How to get into old Egyptian lit like pic related?
>>9798986
I wish there was an ancient egyptian /lit/ chart. All I can say OP is just read it like you would any other book. Only bumping because I'd like to see some nifty reccs too.
>>9798986
>translation
gross
Refer to the middle and right side of the chart.
Black Athena
>>9798986
It helps to have a real grasp of their systems of magic, and for that I would read Aleister Crowley & the Hidden God by Kenneth Grant.
>>9799094
Anon, the Hittites were from Anatolia and spoke an Indoeuropean language, might as well add The Horse, Wheel and Language by David W. Anthony, and Indoeuropean Poetry and Myth by M.L. West, so we get most of ye olden Mediterranean in the Bronze Age covered, and any anon reading all that stuff is more than ready to move on to the Ancient Greece, Phoenicia and Ancient India for that matter.
>>9799516
It's not my chart, but you have to agree that it is very well done. I disagree with your idea that we need to expand to general Indo-European peoples stuff if we include the Hittites simply because the Hittites were politically relevant in an era of mostly Egyptian, Assyrian, etc. empires. Maybe a better word could be "Begin with the Bronze Age" chart, and we could expand that to include "Investigate with the Indus Valley" charts and whatnot kek.
>>9799516
Also early Phoenicians are covered with the Semitic chart, and we already have two prominent "Start with the Greeks" charts. If they were merged into two (including more background history, excluding more "appreciate the literature's context" fluff), then they would be perfect.

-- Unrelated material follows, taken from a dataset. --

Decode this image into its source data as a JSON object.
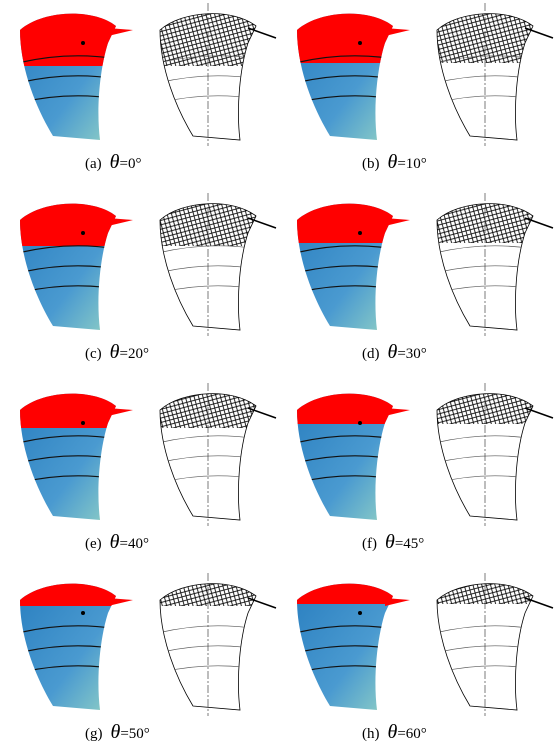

Picture 1 is the best "Start with the Greeks" chart, although it is missing in background historical context IMO.
Here is pic 2, good additional historical sources and coverage of plays but too much "here's Odysseus's world xD" and incomplete coverage of Greek philosophy
See what I mean by "a synthesis is needed"? I'm terrible at editing so I don't want to do it myself
>>9799524
I've been meaning to update it anyway, "begin with the bronze age" is a good name, let's go with that.
>>9799454
aleister crowley knew about as much of the Egyptian's magical tradition as we do, ie. zero. he made shit up, you know.
he was famous for it.
>>9799094
why does everyone make "the tale of sinuhe" out to be an epic, when only about two hundred words of it survive?
>>9799970
Not an epic, just a good example of ancient poetry
>>9799626
This is the final version, for real this time.
>>9799964
Kenneth Grant wrote the book and cites authorities on ancient Egyptian religion, Crowley not included among them--his work is reserved for another section of the book. Great comment on a book you clearly haven't read, retard.
>>9800013
what changed?
>>9800013
Quick question - what made you decide to put the sumerian mythology as the starting point over the Sumerians text?
>>9800502
The rest of it is focusing on mythology and poetry, plus Sumerian Mythology is a lot shorter. I thought it made a lot more sense as a starting point, plus it provides a foundation for all the Babylonian myths better than a huge book on Sumerian society does.